- Associated Press - Tuesday, September 1, 2015

JACKSON, Miss. (AP) - Six immigrants are suing two Mississippi companies, saying the firms misled them about wages they would be paid to work in landscaping jobs under contracts with the state Department of Transportation.

The workers are all from Mexico and came to Mississippi under the H-2B temporary visa program that allows people to work in the United States in time-limited jobs.

The lawsuit says they worked for one of the companies, doing groundskeeping on the sides of state highways.

Southern Poverty Law Center filed the lawsuit on behalf of the workers against Collins-based Culpepper Enterprises, which hired them; and Pascagoula-based North American Labor Services Inc., which recruited them.

Calls requesting comment from the two companies were not immediately returned Tuesday.

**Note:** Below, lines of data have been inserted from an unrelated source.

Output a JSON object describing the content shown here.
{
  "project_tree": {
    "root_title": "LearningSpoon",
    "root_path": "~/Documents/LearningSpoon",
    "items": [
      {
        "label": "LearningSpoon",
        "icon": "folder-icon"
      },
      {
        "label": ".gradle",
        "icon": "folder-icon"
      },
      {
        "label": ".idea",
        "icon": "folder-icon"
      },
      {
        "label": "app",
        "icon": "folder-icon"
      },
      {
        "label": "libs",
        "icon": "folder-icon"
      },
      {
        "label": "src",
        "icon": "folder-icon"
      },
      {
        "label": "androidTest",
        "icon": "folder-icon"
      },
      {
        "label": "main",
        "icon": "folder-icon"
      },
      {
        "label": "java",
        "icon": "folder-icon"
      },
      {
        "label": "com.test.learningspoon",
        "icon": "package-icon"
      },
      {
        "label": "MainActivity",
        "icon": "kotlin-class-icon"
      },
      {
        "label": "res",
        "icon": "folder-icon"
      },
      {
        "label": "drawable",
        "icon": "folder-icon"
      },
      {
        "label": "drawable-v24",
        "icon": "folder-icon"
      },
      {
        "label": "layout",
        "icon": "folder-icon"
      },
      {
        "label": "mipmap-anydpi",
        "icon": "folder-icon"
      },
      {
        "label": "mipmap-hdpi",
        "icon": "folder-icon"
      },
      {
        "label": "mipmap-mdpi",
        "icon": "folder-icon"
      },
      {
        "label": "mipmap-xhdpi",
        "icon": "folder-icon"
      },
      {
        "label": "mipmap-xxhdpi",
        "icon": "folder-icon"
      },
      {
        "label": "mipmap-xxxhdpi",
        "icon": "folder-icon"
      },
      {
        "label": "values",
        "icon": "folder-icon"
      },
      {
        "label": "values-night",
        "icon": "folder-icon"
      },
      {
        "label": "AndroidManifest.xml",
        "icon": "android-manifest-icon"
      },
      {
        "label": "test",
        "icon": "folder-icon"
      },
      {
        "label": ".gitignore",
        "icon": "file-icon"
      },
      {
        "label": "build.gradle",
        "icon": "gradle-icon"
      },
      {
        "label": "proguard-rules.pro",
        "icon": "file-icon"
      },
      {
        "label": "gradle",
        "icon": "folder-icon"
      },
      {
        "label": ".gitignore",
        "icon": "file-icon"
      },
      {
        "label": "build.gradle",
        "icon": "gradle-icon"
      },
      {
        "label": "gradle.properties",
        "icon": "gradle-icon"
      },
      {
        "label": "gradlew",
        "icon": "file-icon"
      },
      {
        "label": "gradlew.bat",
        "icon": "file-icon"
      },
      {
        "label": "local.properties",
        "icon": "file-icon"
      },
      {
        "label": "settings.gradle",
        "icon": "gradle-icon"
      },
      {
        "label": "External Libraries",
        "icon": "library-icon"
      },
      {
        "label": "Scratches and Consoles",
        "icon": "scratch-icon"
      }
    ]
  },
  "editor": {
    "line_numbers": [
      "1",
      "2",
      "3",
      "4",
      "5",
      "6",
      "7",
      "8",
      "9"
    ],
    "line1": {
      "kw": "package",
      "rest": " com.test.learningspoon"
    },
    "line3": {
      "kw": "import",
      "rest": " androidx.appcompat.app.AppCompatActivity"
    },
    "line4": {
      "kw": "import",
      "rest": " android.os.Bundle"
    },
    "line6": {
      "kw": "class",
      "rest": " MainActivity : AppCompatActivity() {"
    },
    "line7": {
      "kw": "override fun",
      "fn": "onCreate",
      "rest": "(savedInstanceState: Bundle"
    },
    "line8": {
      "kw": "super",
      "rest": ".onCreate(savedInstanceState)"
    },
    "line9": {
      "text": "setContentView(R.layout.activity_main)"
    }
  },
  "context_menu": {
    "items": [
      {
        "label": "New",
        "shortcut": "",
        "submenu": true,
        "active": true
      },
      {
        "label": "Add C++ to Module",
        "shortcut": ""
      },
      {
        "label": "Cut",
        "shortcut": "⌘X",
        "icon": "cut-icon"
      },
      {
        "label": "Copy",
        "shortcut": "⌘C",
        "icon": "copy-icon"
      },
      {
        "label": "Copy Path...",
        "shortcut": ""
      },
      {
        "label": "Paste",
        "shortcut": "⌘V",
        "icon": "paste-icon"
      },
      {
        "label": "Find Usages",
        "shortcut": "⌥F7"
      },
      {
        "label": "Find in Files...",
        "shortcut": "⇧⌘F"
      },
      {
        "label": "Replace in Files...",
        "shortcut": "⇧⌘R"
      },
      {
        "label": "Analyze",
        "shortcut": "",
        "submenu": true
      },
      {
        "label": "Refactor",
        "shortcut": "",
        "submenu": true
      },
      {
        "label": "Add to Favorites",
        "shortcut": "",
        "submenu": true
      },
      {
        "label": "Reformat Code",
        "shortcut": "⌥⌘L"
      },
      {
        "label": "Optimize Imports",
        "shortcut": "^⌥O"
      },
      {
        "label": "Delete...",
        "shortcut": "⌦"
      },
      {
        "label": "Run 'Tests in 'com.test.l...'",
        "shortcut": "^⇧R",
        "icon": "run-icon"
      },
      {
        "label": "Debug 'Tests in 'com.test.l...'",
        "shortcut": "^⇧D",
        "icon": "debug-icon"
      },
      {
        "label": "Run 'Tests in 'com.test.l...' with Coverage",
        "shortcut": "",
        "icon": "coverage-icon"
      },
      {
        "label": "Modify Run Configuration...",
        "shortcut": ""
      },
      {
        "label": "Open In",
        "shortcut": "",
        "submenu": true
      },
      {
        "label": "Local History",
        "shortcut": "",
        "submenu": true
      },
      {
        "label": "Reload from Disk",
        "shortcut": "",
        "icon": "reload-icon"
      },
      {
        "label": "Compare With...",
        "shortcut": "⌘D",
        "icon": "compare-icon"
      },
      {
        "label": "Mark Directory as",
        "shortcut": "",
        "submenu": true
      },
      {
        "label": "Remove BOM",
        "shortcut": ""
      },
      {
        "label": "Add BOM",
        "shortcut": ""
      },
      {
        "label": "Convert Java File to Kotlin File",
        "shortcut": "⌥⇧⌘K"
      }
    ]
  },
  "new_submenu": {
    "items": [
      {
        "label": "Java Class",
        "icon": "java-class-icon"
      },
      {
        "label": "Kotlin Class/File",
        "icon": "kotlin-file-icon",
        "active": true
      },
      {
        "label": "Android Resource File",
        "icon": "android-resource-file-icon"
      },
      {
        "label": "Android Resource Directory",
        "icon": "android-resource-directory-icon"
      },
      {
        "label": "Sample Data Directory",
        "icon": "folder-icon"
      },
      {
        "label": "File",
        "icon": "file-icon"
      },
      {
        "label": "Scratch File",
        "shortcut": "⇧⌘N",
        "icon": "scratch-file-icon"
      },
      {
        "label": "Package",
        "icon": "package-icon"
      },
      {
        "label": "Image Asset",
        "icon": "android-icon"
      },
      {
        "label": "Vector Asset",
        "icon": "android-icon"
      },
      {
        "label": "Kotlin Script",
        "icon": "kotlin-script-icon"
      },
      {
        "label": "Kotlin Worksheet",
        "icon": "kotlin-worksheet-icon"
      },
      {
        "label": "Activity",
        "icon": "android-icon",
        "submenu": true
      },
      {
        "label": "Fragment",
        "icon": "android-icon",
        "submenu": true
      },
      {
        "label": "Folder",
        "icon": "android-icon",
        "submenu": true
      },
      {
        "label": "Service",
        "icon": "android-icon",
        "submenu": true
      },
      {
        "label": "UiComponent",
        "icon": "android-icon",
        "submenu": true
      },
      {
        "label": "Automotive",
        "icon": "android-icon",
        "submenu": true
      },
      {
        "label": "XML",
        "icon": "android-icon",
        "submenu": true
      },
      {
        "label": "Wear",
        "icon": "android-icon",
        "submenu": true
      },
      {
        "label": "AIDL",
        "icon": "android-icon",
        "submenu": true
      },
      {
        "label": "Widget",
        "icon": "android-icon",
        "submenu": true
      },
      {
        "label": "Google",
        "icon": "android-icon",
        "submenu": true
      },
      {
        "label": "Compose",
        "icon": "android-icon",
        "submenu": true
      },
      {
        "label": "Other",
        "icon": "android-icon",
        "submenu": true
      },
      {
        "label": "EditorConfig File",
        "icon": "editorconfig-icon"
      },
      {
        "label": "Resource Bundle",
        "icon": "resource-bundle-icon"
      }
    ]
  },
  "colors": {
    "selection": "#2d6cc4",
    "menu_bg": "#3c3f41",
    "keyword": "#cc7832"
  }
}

“These guest workers were exploited for profit,” Southern Poverty Law Center attorney Sarah Rich said in a news release Tuesday. “Year after year, Culpepper Enterprises landed lucrative state contracts while defrauding these workers and the U.S. Department of Labor to enrich itself. This abuse occurred under the noses of state officials.”

The lawsuit originally was filed in June. Rich filed an update to the court papers Tuesday, adding allegations of corruption against the companies.

The suit says one of the plaintiffs, Victor Sanchez-Jaimes, of Tijuana, Mexico, worked in Mississippi between 2011 and 2014.

The other plaintiffs live in or around the Mexican city of Tepic. The suit says Oscar Pacheco-Santana worked in Mississippi from 2012 to 2014; Jose Delgado-Palomera worked in the state in 2013 and 2014; and Nestor Delgado-Zamorano, Joel Tapia-Ruiz and Adan Esparza-Haro worked in the state only in 2014.

The lawsuit, which represents only one side of a legal argument, says that when officials from Culpepper Enterprises and North America Labor Services signed the temporary labor certifications for the workers, the officials “knew Culpepper Enterprises would not pay the offered wage rates set forth in the applications.” The suit says the workers often did not even receive the federally mandated minimum wage, and the companies charged the workers for tools, protective gear and uniforms and “an excessive amount” for employer-arranged housing.